Most of what impressed me was the initiative used by teachers to build an excellent learning community over time with very little money. Even in some cases where school funds weren't even available to purchase a $10 webcam, the teacher either obtained support from a parent group, borrowed equipment from another program when it wasn't being used, or simply doled out the cash from his own pocket, something that all too frequently is happening in this era of cuts to public school funding. The point here is that these teachers see something valuable in what they are trying to build and are willing to take time (often many years) to beg, borrow or purchase the items they need along the way. Simple tech tools that go a long way towards developing a classroom culture or activity that infuses 21st century learning skills in kids.
It brings back memories of my first year as principal for a 4/5/6 building in Wayland, Michigan. I had just retired that summer from active duty and was very excited about my new venture. I noticed about mid-year that the school had been recently wired for closed circuit television. That March I decided to see what this "new fangled" technology could do and chose the awards program at the end of March is Reading Month to test it out. I borrowed my wife's aging Panasonic video camera with built in microphone, stopped by Radio Shack to pick up the required AV cord, plugged it all into the "return feed" outlet in the Media Center and the rest as they say was history. We ran the prize drawing that spring as a televised game show complete with student hosts and kids running excited from their classrooms every time a name was drawn. It turned a pretty standard reward assembly into something different and all for the cost of a cable.
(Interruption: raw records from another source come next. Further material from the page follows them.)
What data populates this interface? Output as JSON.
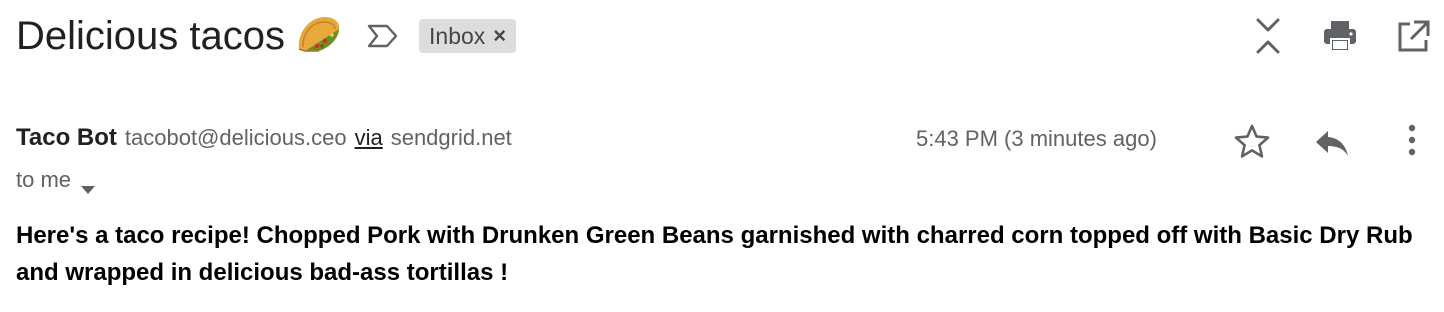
{
  "subject": {
    "title": "Delicious tacos",
    "emoji_icon": "taco-emoji-icon",
    "importance_icon": "important-marker-icon"
  },
  "label": {
    "name": "Inbox",
    "remove_glyph": "×"
  },
  "toolbar": {
    "icons": [
      "expand-collapse-all-icon",
      "print-icon",
      "open-in-new-window-icon"
    ]
  },
  "message": {
    "sender_name": "Taco Bot",
    "sender_email": "tacobot@delicious.ceo",
    "via_label": "via",
    "via_domain": "sendgrid.net",
    "timestamp": "5:43 PM (3 minutes ago)",
    "recipient": "to me",
    "body": "Here's a taco recipe! Chopped Pork with Drunken Green Beans garnished with charred corn topped off with Basic Dry Rub and wrapped in delicious bad-ass tortillas !",
    "actions": [
      "star-icon",
      "reply-icon",
      "more-options-icon"
    ]
  },
  "colors": {
    "text_primary": "#202124",
    "text_secondary": "#5f6368",
    "icon": "#5f6368",
    "chip_background": "#dddddd"
  }
}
That next fall, we moved into the completely renovated old middle school (which was an old high school at one time dating back to 1940) creating a new single 5/6 school for the district. It was an exciting time as we teamed together to develop a unique program that met the needs of "tweens" and merged two former schools with 5th and 6th graders into one. I decided that year, after the moving dust settled and we were rolling, to develop a student television production program as a lunchtime activity of which I would serve as the faculty advisor. The program and shows would be completely staffed, directed, and produced by 10, 11 and 12 year-old kids.
We started out with the same equipment -- my old, tired Panasonic camera -- but we added an external microphone to improve sound (another "big" personal expense of about $15) and eventually some cheap floodlamps to improve lighting. The weekly show was completely live at first but eventually we started recording shows on tape for playback on Friday mornings. To move ahead and get back to my point, over the next five years we slowly built the program to a point where as many as 80-100 students a year got to be involved in the production and broadcast of approximately four shows each, adding new technology a little at a time and eventually even setting up our own small production studio. That program continues today under the tutelage of Ms. Susan Boehm, one of the most creative and innovative teachers I know. I had a chance last year to watch her crew produce a show segment during the Michigan MACUL conference in Grand Rapids and couldn't help but be impressed by how far they have come.
And I also couldn't help but smile a little as I recalled that old Panasonic camera back in 1997.